06.02.2012 - 16:10 | Son Güncellenme:
Başbakan Erdoğan, FATİH Projesi açılışı, tablet bilgisayar ve akıllı tahta dağıtım törenine katıldı. Milli eğitim sisteminde bir dönüm noktasında olunduğunu kaydeden Erdoğan "FATİH projesiyle eğitimin anlamı değişiyor, sınıfların, kara tahtanın, öğretmenin ve öğrencinin işlevi eğitimdeki konumları çok farklı bir şekilde değişiyor. Küresel ölçekte yeni bir dönemi başlatıyor, çığır açıyoruz. Dünyanın birçok ülkesinin gözleri üzerimizde, fatih projesini çok yakından takip ediyoruz. Dünyada örnek olarak gösteriliyor ve örnek alınıyor" diye konuştu. Erdoğan, Fatih Sultan Mehmet’in İstanbul’u fethederek yeni bir çağ başlattığını da belirtirken şunları söyledi:
"Biz de bugün FATİH Projesi ile sadece eğitim sisteminde değil, eğitimin etkilediği her alanda bir çağı kapatıyor, yeni bir çağı, bilgi teknolojiler çağını hep birlikte açıyoruz. Böyle tarihi bir ana, böyle unutulmaz bir ana şahitlik yapmanın heyecanını taşıyorum. Böyle bir projesi vücuda getirmenin, tanıştırmanın haklı gururunu taşıyorum. Bu yılın Eylül ayına kadar 3 bin 657 ortaöğretim kurumunda, Türkiye genelindeki liselerin yarısında Fatih Projesi’nin kurulumu tamamlanmış olacak. 4 yıl içinde de yaklaşık 42 bin okulda 570 bin sınıfta Fatih Projesi hayata geçecek. Kütüphanelerde, laboratuarlarda öğretmen odalarında da 620 bin akıllı tahtayı kazandırmış olacağız. Fatih Projesi sadece akıllı tahtadan ibaret değil, bu projeyle okullara değil, tek tek sınıflara yüksek hızlı internet bağlantısını da gerçekleştiriyoruz. Her okula bir tane çok fonksiyonlu yazıcı, doküman kamera kazandırıyoruz. Her öğrenciye bir tablet bilgisayar dağıtacağımızın sözünü vermiştik. Arkasında duruyor ve ilk tablet bilgisayarları da dağıtmaya başlıyoruz. Öğretmen lisemize 200 tablet bilgisayara bugün vereceğiz. Türkiye genelinde ilk etapta 12 bin 800 adet tableti öğrencilerimize teslim ediyoruz. Şu andan itibaren kara tahta kavramını artık tarihin tozlu raflarına kaldırıyoruz. Kara tahta tebeşir, tebeşir tozu zaten tarih olmuştu. Bugünden itibaren diğer yazı tahtası türlerini de artık ikinci plana çekiyoruz. Öğretmenlerimizin adeta çilesi olan, sağlıklarını dahi etkileyen tebeşir ve tebeşir tozu artık bir nostaljiden öteye geçemeyecek."

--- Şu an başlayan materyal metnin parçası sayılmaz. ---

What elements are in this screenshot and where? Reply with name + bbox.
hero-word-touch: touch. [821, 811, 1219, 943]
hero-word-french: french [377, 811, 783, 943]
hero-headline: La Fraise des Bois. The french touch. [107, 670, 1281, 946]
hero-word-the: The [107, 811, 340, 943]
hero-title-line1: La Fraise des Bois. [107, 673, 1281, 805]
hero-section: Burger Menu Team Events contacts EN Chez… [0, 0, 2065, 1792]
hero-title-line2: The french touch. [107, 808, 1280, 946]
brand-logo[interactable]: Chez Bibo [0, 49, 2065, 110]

-"ÖĞRENCİ FORMATLAMAK BİZİM HEDEFİMİZ DEĞİL"-
Başbakan Erdoğan, partisinin İl Başkanları toplantısında söylediği "Dindar gençlik yetiştirme hedefi" konusunda kendilerine yöneltilen eleştirilere de konuşmasında yanıt verdi. Sözlerinin önüne arkasına bakmadan, tamamen art niyetle önyargıyla bir karalama kampanyasına dönüştürüldüğünü kaydeden Erdoğan, "Bu hükümet muhafazakar demokrat bir hükmettir, iktidardır. Dünyanın hangi ülkesine bakarsanız bakın her iktidarın belli hedefleri vardır. O ülkedeki gençlik, insanlar üzerinde hedefleri vardır. Anayasamızın 24. Maddesini bunu yazan çizenler açar bir okurlarsa devlete nasıl görev verdiğiniz gayet iyi görürler. Bu devlet şu anda hükümetimizin elinde bir hedefe doğru yürüyor. Bizim hedefimiz içinde açık söylüyorum. Yine söyleyeceğim. Bunların anlamadıkları anlamak istemedikleri bir ifade. Çünkü burada kin öfke var. önyargıları bizim üzerimize boca ediyorlar. Bir haftadır sürdürdükleri kampanya niyet okuma çarpıtma bu yolla toplumu korkutma ve kaygılandırma kampanyasıdır. Bunu on yıllardır yapıyorlar. Öğrenci formatlamak bizim bir hedefimiz değildir asla olamaz. Bizim parti olarak da hükümet olarak ilkelerimiz, ideallerimiz, hedeflerimiz yöntemlerimiz bellidir. Kimse niyet okuyuculuğu yapmasın. 9 yıllık iktidarımız neyi hedeflediğimizin, nasıl bir Türkiye arzu ettiğimizin en somut ispatıdır. Biz bir dayatmadan bahsetmiyoruz. Tam tersine özgürlük, demokrasi diyoruz. Engellerin kaldırılmasından, yolların açılmasından, Türkiye’nin prangalarından kurtulmasından bahsediyoruz" diye konuştu.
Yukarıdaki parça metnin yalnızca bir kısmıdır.